533 When Will We Be Committed to Crossing Critical Temperature Thresholds?

Tuesday, 9 January 2018
Exhibit Hall 3 (ACC) (Austin, Texas)
Cristian Proistosescu, Univ. of Washington, Seattle, WA; and K. Armour, G. H. Roe, and P. Huybers

The zero-emissions climate commitment is a key metric for science and policy. It is the future warming we face given only to-date emissions, independent of future human influence on climate. Assuming a sudden cessation of emissions, future global temperature change depends on (i) the atmospheric lifetimes of aerosols and greenhouse gases (GHGs), and (ii) the physical climate response to radiative forcing (Armour and Roe 2011). The cooling effect of aerosols diminishes within weeks; GHG concentrations get drawn down on timescales ranging from months to millennia; and ocean heat uptake diminishes as climate equilibrates with the residual CO2 forcing. Whether global temperature increases, stays stable, or declines following emission cessation depends on these competing factors. There is substantial uncertainty in the zero-emissions commitment due to a combination of (i) correlated uncertainties in aerosol radiative forcing and climate sensitivity, (ii) uncertainty in the atmospheric lifetime of CO2, and (iii) uncertainty in how climate sensitivity will evolve in the future.
Here we quantify climate commitment in a Bayesian framework of an idealized model constrained by observations of global warming and energy imbalance, combined with estimates of global radiative forcing. At present, our committed warming is 1.2°C (median), with a ~25% chance that it already exceeds 1.5°C and a ~5% chance that it exceeds 2°C; the range comes primarily from uncertainty in the degree to which aerosols currently mask GHG forcing. We further quantify how climate commitment, and its uncertainty, changes with emissions scenario and over time.

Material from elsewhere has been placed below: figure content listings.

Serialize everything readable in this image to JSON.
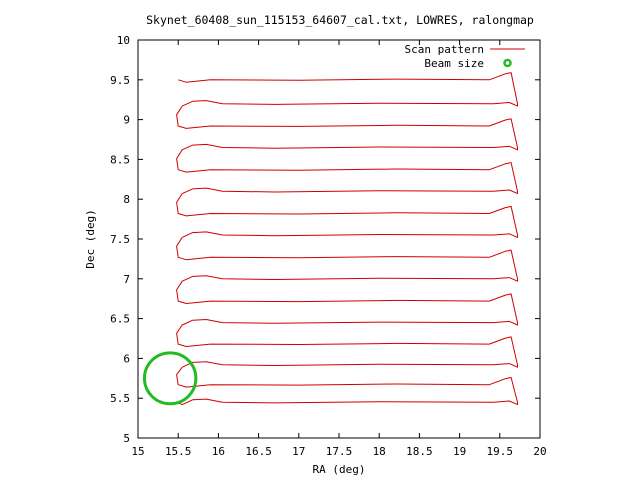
{
  "chart_data": {
    "type": "line",
    "title": "Skynet_60408_sun_115153_64607_cal.txt, LOWRES, ralongmap",
    "xlabel": "RA (deg)",
    "ylabel": "Dec (deg)",
    "xlim": [
      15,
      20
    ],
    "ylim": [
      5,
      10
    ],
    "xticks": [
      15,
      15.5,
      16,
      16.5,
      17,
      17.5,
      18,
      18.5,
      19,
      19.5,
      20
    ],
    "yticks": [
      5,
      5.5,
      6,
      6.5,
      7,
      7.5,
      8,
      8.5,
      9,
      9.5,
      10
    ],
    "xtick_labels": [
      "15",
      "15.5",
      "16",
      "16.5",
      "17",
      "17.5",
      "18",
      "18.5",
      "19",
      "19.5",
      "20"
    ],
    "ytick_labels": [
      "5",
      "5.5",
      "6",
      "6.5",
      "7",
      "7.5",
      "8",
      "8.5",
      "9",
      "9.5",
      "10"
    ],
    "grid": false,
    "legend_position": "top-right",
    "legend": [
      "Scan pattern",
      "Beam size"
    ],
    "colors": {
      "scan": "#d00000",
      "beam": "#22bb22"
    },
    "scan_pattern": {
      "ra_start": 15.5,
      "ra_end": 19.72,
      "dec_rows": [
        5.45,
        5.67,
        5.92,
        6.18,
        6.45,
        6.72,
        7.0,
        7.27,
        7.55,
        7.82,
        8.1,
        8.37,
        8.65,
        8.92,
        9.2,
        9.5
      ],
      "wiggle_amplitude": 0.03
    },
    "beam": {
      "ra": 15.4,
      "dec": 5.75,
      "radius_ra": 0.32,
      "radius_dec": 0.32
    }
  }
}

Under high emissions (RCP8.5), we will reach a >50% risk of a 2°C zero-emission climate commitment by the year 2035, about two decades before that temperature would be reached if emissions continued unabated. Committed warming is substantially reduced for lower-emissions scenarios, depending on the mix of aerosol and GHG mitigation. For the next few decades the primary uncertainty in climate commitment comes from correlated uncertainties in aerosol forcing and climate sensitivity; later in the century it comes from uncertainties in the carbon cycle (setting the lifetime and residual concentration of CO2) and in how climate sensitivity changes over time.